Check the input stream if it seems to contain data that can be imported by the plugin. Usually it means scanning a few lines for some header mathing a predefined string or a regexp.

The AbstractFlatFileImporter implements this method by checking reading the headers from the input stream and checking if it stopped at an unknown type of line or not:

public final boolean isImportable(InputStream in)
   throws BaseException
{
   FlatFileParser ffp = getInitializedFlatFileParser();
   ffp.setInputStream(in);
   try
   {
      FlatFileParser.LineType result = ffp.parseHeaders();
      return result != FlatFileParser.LineType.UNKNOWN;
   }
   catch (IOException ex)
   {
      throw new BaseException(ex);
   }
}

Note that the input stream doesn't have to be a text file.

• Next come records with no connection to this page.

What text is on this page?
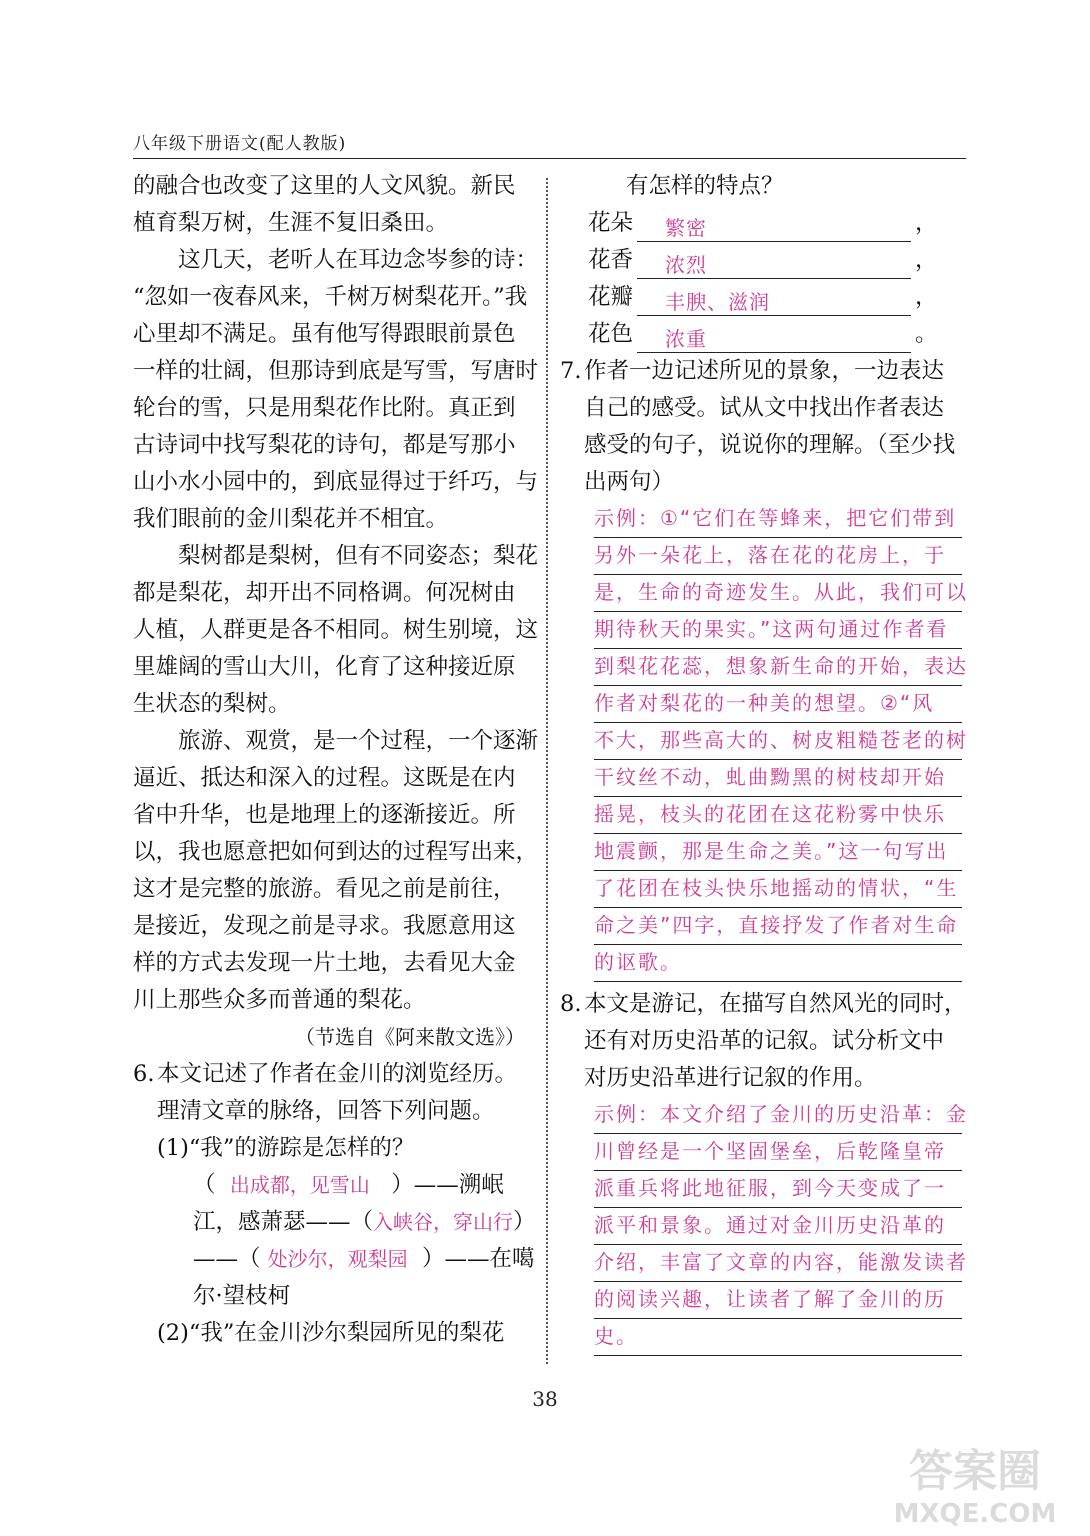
八年级下册语文(配人教版)
的融合也改变了这里的人文风貌。新民
植育梨万树，生涯不复旧桑田。
这几天，老听人在耳边念岑参的诗：
“忽如一夜春风来，千树万树梨花开。”我
心里却不满足。虽有他写得跟眼前景色
一样的壮阔，但那诗到底是写雪，写唐时
轮台的雪，只是用梨花作比附。真正到
古诗词中找写梨花的诗句，都是写那小
山小水小园中的，到底显得过于纤巧，与
我们眼前的金川梨花并不相宜。
梨树都是梨树，但有不同姿态；梨花
都是梨花，却开出不同格调。何况树由
人植，人群更是各不相同。树生别境，这
里雄阔的雪山大川，化育了这种接近原
生状态的梨树。
旅游、观赏，是一个过程，一个逐渐
逼近、抵达和深入的过程。这既是在内
省中升华，也是地理上的逐渐接近。所
以，我也愿意把如何到达的过程写出来，
这才是完整的旅游。看见之前是前往，
是接近，发现之前是寻求。我愿意用这
样的方式去发现一片土地，去看见大金
川上那些众多而普通的梨花。
（节选自《阿来散文选》）
6. 本文记述了作者在金川的浏览经历。
理清文章的脉络，回答下列问题。
(1)“我”的游踪是怎样的？
（ 出成都，见雪山 ）——溯岷
江，感萧瑟——（入峡谷，穿山行）
——（ 处沙尔，观梨园 ）——在噶
尔·望枝柯
(2)“我”在金川沙尔梨园所见的梨花
有怎样的特点？
花朵	繁密	，
花香	浓烈	，
花瓣	丰腴、滋润	，
花色	浓重	。
7. 作者一边记述所见的景象，一边表达
自己的感受。试从文中找出作者表达
感受的句子，说说你的理解。（至少找
出两句）
示例：①“它们在等蜂来，把它们带到
另外一朵花上，落在花的花房上，于
是，生命的奇迹发生。从此，我们可以
期待秋天的果实。”这两句通过作者看
到梨花花蕊，想象新生命的开始，表达
作者对梨花的一种美的想望。②“风
不大，那些高大的、树皮粗糙苍老的树
干纹丝不动，虬曲黝黑的树枝却开始
摇晃，枝头的花团在这花粉雾中快乐
地震颤，那是生命之美。”这一句写出
了花团在枝头快乐地摇动的情状，“生
命之美”四字，直接抒发了作者对生命
的讴歌。
8. 本文是游记，在描写自然风光的同时，
还有对历史沿革的记叙。试分析文中
对历史沿革进行记叙的作用。
示例：本文介绍了金川的历史沿革：金
川曾经是一个坚固堡垒，后乾隆皇帝
派重兵将此地征服，到今天变成了一
派平和景象。通过对金川历史沿革的
介绍，丰富了文章的内容，能激发读者
的阅读兴趣，让读者了解了金川的历
史。
38
答案圈
MXQE.COM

It could be any type of file, for example a binary or xml file. In the case of an xml file you would need to validate the entiry input stream in order to be a 100% sure that it is a valid xml file, but we recommend that you only check the first few xml tags, ie. the <!DOCTYPE > declaration and/or the root element tag.

public void doImport(InputStream in, ProgressReporter progress) throws BaseException;

Parse the input stream and import all data that is found. This method is of cource only called if the isImportable has returned true. Note however that the input stream is reopened at the start of the file. It may even be the case that the isImportable method is called on one instance of the plugin and the doImport method is called on another. Thus, the doImport can't rely on any state set by the isImportable method.